Billionaire Warren Buffett, who has profited from investing in banks while faulting the financial industry’s lapses, said Senator Elizabeth Warren’s approach to Wall Street is too confrontational.
“She would do better if she was less angry and demonized less,” Buffett said Monday in an interview on CNBC. “I believe in ‘hate the sin, and love the sinner.’ ”
Warren, a Democrat from Massachusetts, was elected to the Senate in 2012 and has won popularity among some party members by her willingness to challenge big banks. She wrote in a Huffington Post opinion piece in November that it was time to “loosen the hold that Wall Street banks have over economic policy making.”
She was criticizing President Obama’s nomination of Antonio Weiss to a Treasury Department post. The former Lazard Ltd. dealmaker later withdrew and took a separate job as counselor to Secretary Jacob J. Lew, a role that doesn’t require Senate confirmation.

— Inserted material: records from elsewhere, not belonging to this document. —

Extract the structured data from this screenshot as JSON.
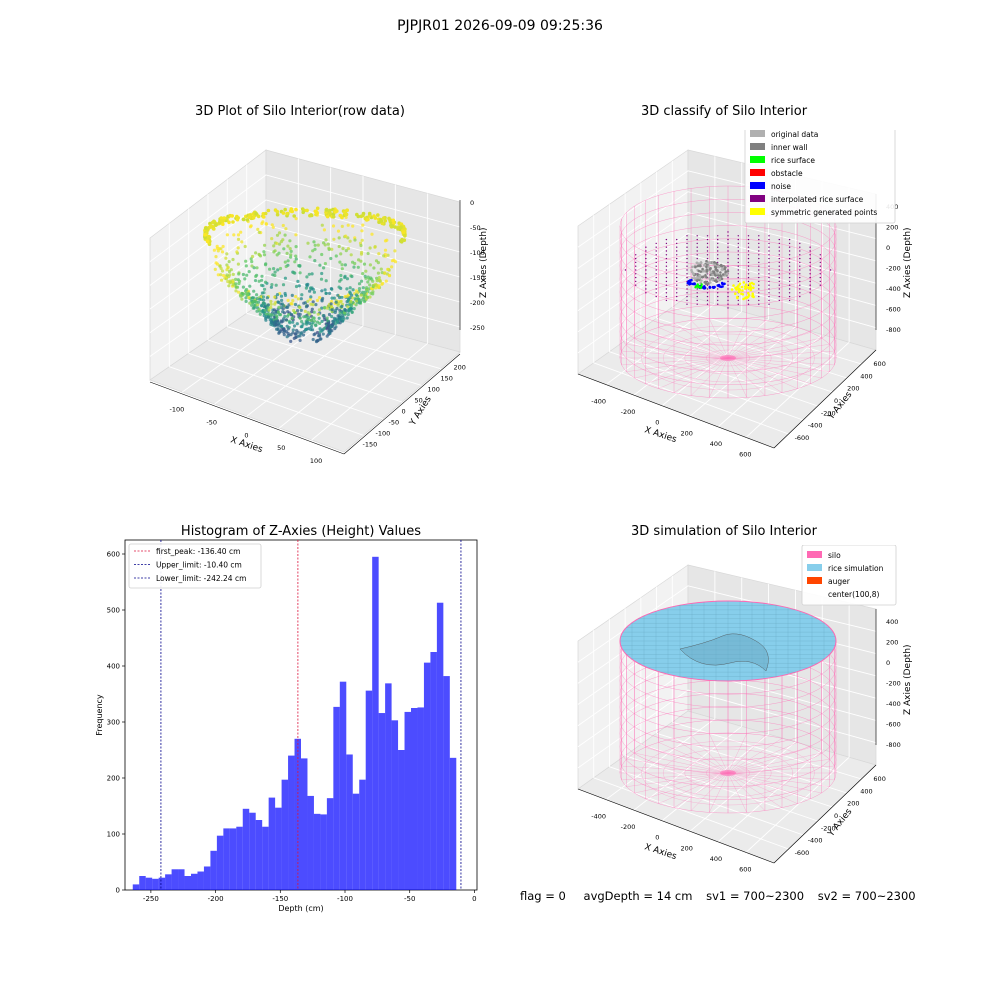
{
  "suptitle": "PJPJR01 2026-09-09 09:25:36",
  "panel_raw": {
    "title": "3D Plot of Silo Interior(row data)",
    "xlabel": "X Axies",
    "ylabel": "Y Axies",
    "zlabel": "Z Axies (Depth)",
    "x_ticks": [
      "-100",
      "-50",
      "0",
      "50",
      "100"
    ],
    "y_ticks": [
      "-150",
      "-100",
      "-50",
      "0",
      "50",
      "100",
      "150",
      "200"
    ],
    "z_ticks": [
      "0",
      "-50",
      "-100",
      "-150",
      "-200",
      "-250"
    ]
  },
  "panel_classify": {
    "title": "3D classify of Silo Interior",
    "xlabel": "X Axies",
    "ylabel": "Y Axies",
    "zlabel": "Z Axies (Depth)",
    "x_ticks": [
      "-400",
      "-200",
      "0",
      "200",
      "400",
      "600"
    ],
    "y_ticks": [
      "-600",
      "-400",
      "-200",
      "0",
      "200",
      "400",
      "600"
    ],
    "z_ticks": [
      "400",
      "200",
      "0",
      "-200",
      "-400",
      "-600",
      "-800"
    ],
    "legend": [
      {
        "label": "original data",
        "color": "#b0b0b0"
      },
      {
        "label": "inner wall",
        "color": "#808080"
      },
      {
        "label": "rice surface",
        "color": "#00ff00"
      },
      {
        "label": "obstacle",
        "color": "#ff0000"
      },
      {
        "label": "noise",
        "color": "#0000ff"
      },
      {
        "label": "interpolated rice surface",
        "color": "#800080"
      },
      {
        "label": "symmetric generated points",
        "color": "#ffff00"
      }
    ]
  },
  "panel_sim": {
    "title": "3D simulation of Silo Interior",
    "xlabel": "X Axies",
    "ylabel": "Y Axies",
    "zlabel": "Z Axies (Depth)",
    "x_ticks": [
      "-400",
      "-200",
      "0",
      "200",
      "400",
      "600"
    ],
    "y_ticks": [
      "-600",
      "-400",
      "-200",
      "0",
      "200",
      "400",
      "600"
    ],
    "z_ticks": [
      "400",
      "200",
      "0",
      "-200",
      "-400",
      "-600",
      "-800"
    ],
    "legend": [
      {
        "label": "silo",
        "color": "#ff69b4"
      },
      {
        "label": "rice simulation",
        "color": "#87ceeb"
      },
      {
        "label": "auger",
        "color": "#ff4500"
      },
      {
        "label": "center(100,8)",
        "color": ""
      }
    ]
  },
  "footer": {
    "flag": "flag = 0",
    "avg_depth": "avgDepth = 14 cm",
    "sv1": "sv1 = 700~2300",
    "sv2": "sv2 = 700~2300"
  },
  "chart_data": {
    "type": "bar",
    "title": "Histogram of Z-Axies (Height) Values",
    "xlabel": "Depth (cm)",
    "ylabel": "Frequency",
    "xlim": [
      -270,
      2
    ],
    "ylim": [
      0,
      625
    ],
    "x_ticks": [
      -250,
      -200,
      -150,
      -100,
      -50,
      0
    ],
    "y_ticks": [
      0,
      100,
      200,
      300,
      400,
      500,
      600
    ],
    "bin_width": 5,
    "bin_start": -264,
    "bar_color": "#0000ff",
    "values": [
      10,
      25,
      22,
      20,
      22,
      28,
      37,
      37,
      25,
      29,
      33,
      42,
      70,
      97,
      110,
      110,
      113,
      145,
      138,
      125,
      113,
      165,
      147,
      197,
      240,
      270,
      235,
      168,
      136,
      135,
      164,
      327,
      372,
      242,
      172,
      197,
      356,
      595,
      316,
      369,
      303,
      250,
      318,
      325,
      326,
      406,
      425,
      513,
      382,
      236
    ],
    "vlines": [
      {
        "label": "first_peak: -136.40 cm",
        "x": -136.4,
        "color": "#dc143c"
      },
      {
        "label": "Upper_limit: -10.40 cm",
        "x": -10.4,
        "color": "#00008b"
      },
      {
        "label": "Lower_limit: -242.24 cm",
        "x": -242.24,
        "color": "#00008b"
      }
    ]
  }
}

Buffett’s remarks Monday represented a harsher tone than he took in 2011 when he said that Warren had made a lot of enemies in working to establish the Consumer Financial Protection Bureau, and that her efforts were necessary to curb excesses in the financial industry.
“It’s clear, you need a policeman,” he said in an interview with Bloomberg Television at the time. “And she’s a pretty good policeman.”

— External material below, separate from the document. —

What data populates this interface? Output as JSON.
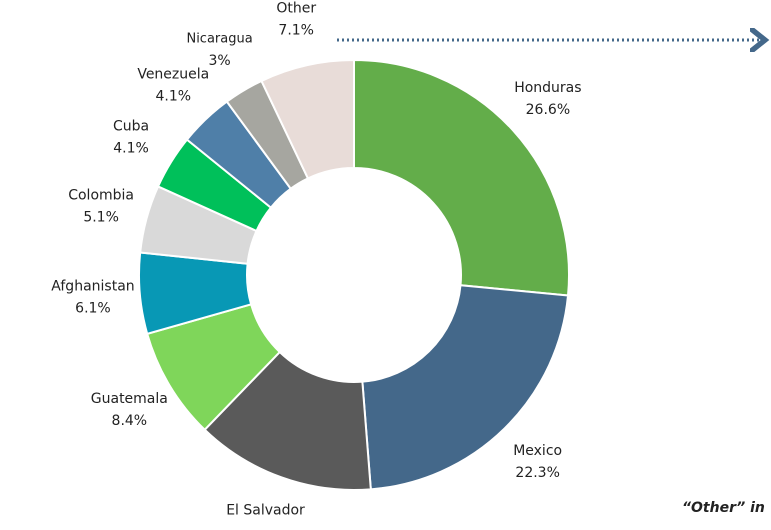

The billionaire has long supported causes popular among Democrats, such as higher taxes on the wealthy and protecting access to abortions. And while he is backing Hillary Clinton for president, he said on CNBC that he supports some Republicans and wants more comity between the parties.
“In the end, we do have to work together,” Buffett said. “It does not help when you demonize.”
Matt Cournoyer, a spokesman for the senator, had no immediate comment Monday.
Buffett’s Berkshire Hathaway Inc. has the largest stake in Wells Fargo & Co., the biggest bank in the U.S. by market value, and also has investments in Goldman Sachs Group Inc. and Bank of America Corp. Berkshire also owns The Buffalo News, and Buffett is the newspaper’s chairman. While he faulted bankers for their fees as recently as his annual letter on Saturday, he has long sought to blunt the edge of his critiques.